As is common in polar regions on Earth, the martian water lies under kilometers of polar ice and is probably so cold it requires some kind of geological anti-freeze to keep from freezing solid (the kinds of mineral salts that can do the job are actually pretty common on Mars). The overburden pressure from all the ice also helps keep the water liquid.
But the fact that the lake sits underneath so much ice raises an obvious question: how did the scientists spot it in the first place? The answer is related to why the recent wildfires in the west, in addition to fouling the air, have given us very lovely sunsets.
When it first leaves the surface of the Sun, sunlight is colored white.
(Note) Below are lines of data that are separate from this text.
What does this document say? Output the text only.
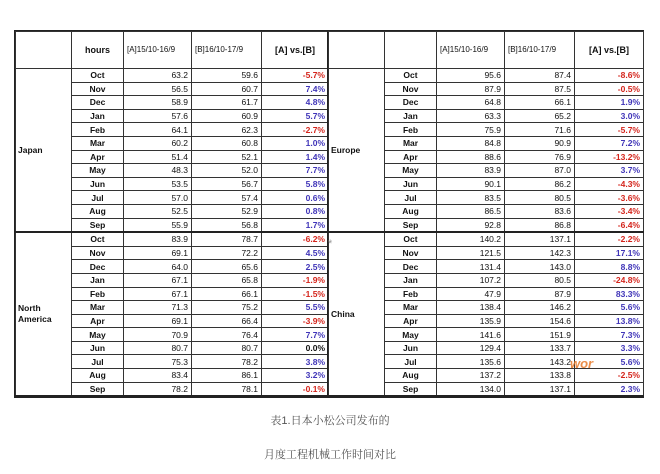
	hours	[A]15/10-16/9	[B]16/10-17/9	[A] vs.[B]
Japan	Oct	63.2	59.6	-5.7%
	Nov	56.5	60.7	7.4%
	Dec	58.9	61.7	4.8%
	Jan	57.6	60.9	5.7%
	Feb	64.1	62.3	-2.7%
	Mar	60.2	60.8	1.0%
	Apr	51.4	52.1	1.4%
	May	48.3	52.0	7.7%
	Jun	53.5	56.7	5.8%
	Jul	57.0	57.4	0.6%
	Aug	52.5	52.9	0.8%
	Sep	55.9	56.8	1.7%
North America	Oct	83.9	78.7	-6.2%
	Nov	69.1	72.2	4.5%
	Dec	64.0	65.6	2.5%
	Jan	67.1	65.8	-1.9%
	Feb	67.1	66.1	-1.5%
	Mar	71.3	75.2	5.5%
	Apr	69.1	66.4	-3.9%
	May	70.9	76.4	7.7%
	Jun	80.7	80.7	0.0%
	Jul	75.3	78.2	3.8%
	Aug	83.4	86.1	3.2%
	Sep	78.2	78.1	-0.1%
		[A]15/10-16/9	[B]16/10-17/9	[A] vs.[B]
Europe	Oct	95.6	87.4	-8.6%
	Nov	87.9	87.5	-0.5%
	Dec	64.8	66.1	1.9%
	Jan	63.3	65.2	3.0%
	Feb	75.9	71.6	-5.7%
	Mar	84.8	90.9	7.2%
	Apr	88.6	76.9	-13.2%
	May	83.9	87.0	3.7%
	Jun	90.1	86.2	-4.3%
	Jul	83.5	80.5	-3.6%
	Aug	86.5	83.6	-3.4%
	Sep	92.8	86.8	-6.4%
China	Oct	140.2	137.1	-2.2%
	Nov	121.5	142.3	17.1%
	Dec	131.4	143.0	8.8%
	Jan	107.2	80.5	-24.8%
	Feb	47.9	87.9	83.3%
	Mar	138.4	146.2	5.6%
	Apr	135.9	154.6	13.8%
	May	141.6	151.9	7.3%
	Jun	129.4	133.7	3.3%
	Jul	135.6	143.2	5.6%
	Aug	137.2	133.8	-2.5%
	Sep	134.0	137.1	2.3%
*
wor
表1.日本小松公司发布的
月度工程机械工作时间对比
But as it passes through the atmosphere, the light (which is a wave of electric and magnetic fields, after all) interacts electromagnetically with the atmospheric gas molecules, which themselves contain electric charges.
The closer the wavelength of the light ray is to the sizes of the molecules, the stronger this electromagnetic interaction and the more the ray can be diverted from its straight path.
Since blue light has a wavelength (500 nanometers) closer to the size of the atmospheric molecules than red light (700 nanometers, it is more readily diverted or scattered. At dusk, as the sun sets, its light has to pass through more and more of the Earth’s atmosphere. So more and more blue light is scattered away, leaving behind more red light and making the Sun look red. If you sprinkle in lots of smoke from a wildfire, you can enhance the coloration.
What does all this have to do with martian lakes? The MARSIS instrument used to find the subsurface lake uses very red radar light, with wavelengths tens to hundreds of meters long. Similar to red sunlight, such long wavelengths can easily pass through even solid rock since they’re much larger than the rocky molecules that make up the martian surface.
This explanation simplifies things a lot, but the upshot is that MARSIS could see the lake as a very unusual bright patch underneath all that polar ice.
What’s next? It’s possible that continued data collection and analysis will turn up other subsurface lakes on Mars. If Mars’ south pole is brimming over with these icy lakes, it could be an especially good habitat for martian microbes. So maybe the effort to find martian life should explore using the same ice drilling technology being considered for exploring the oceans of Jupiter’s moon Europa.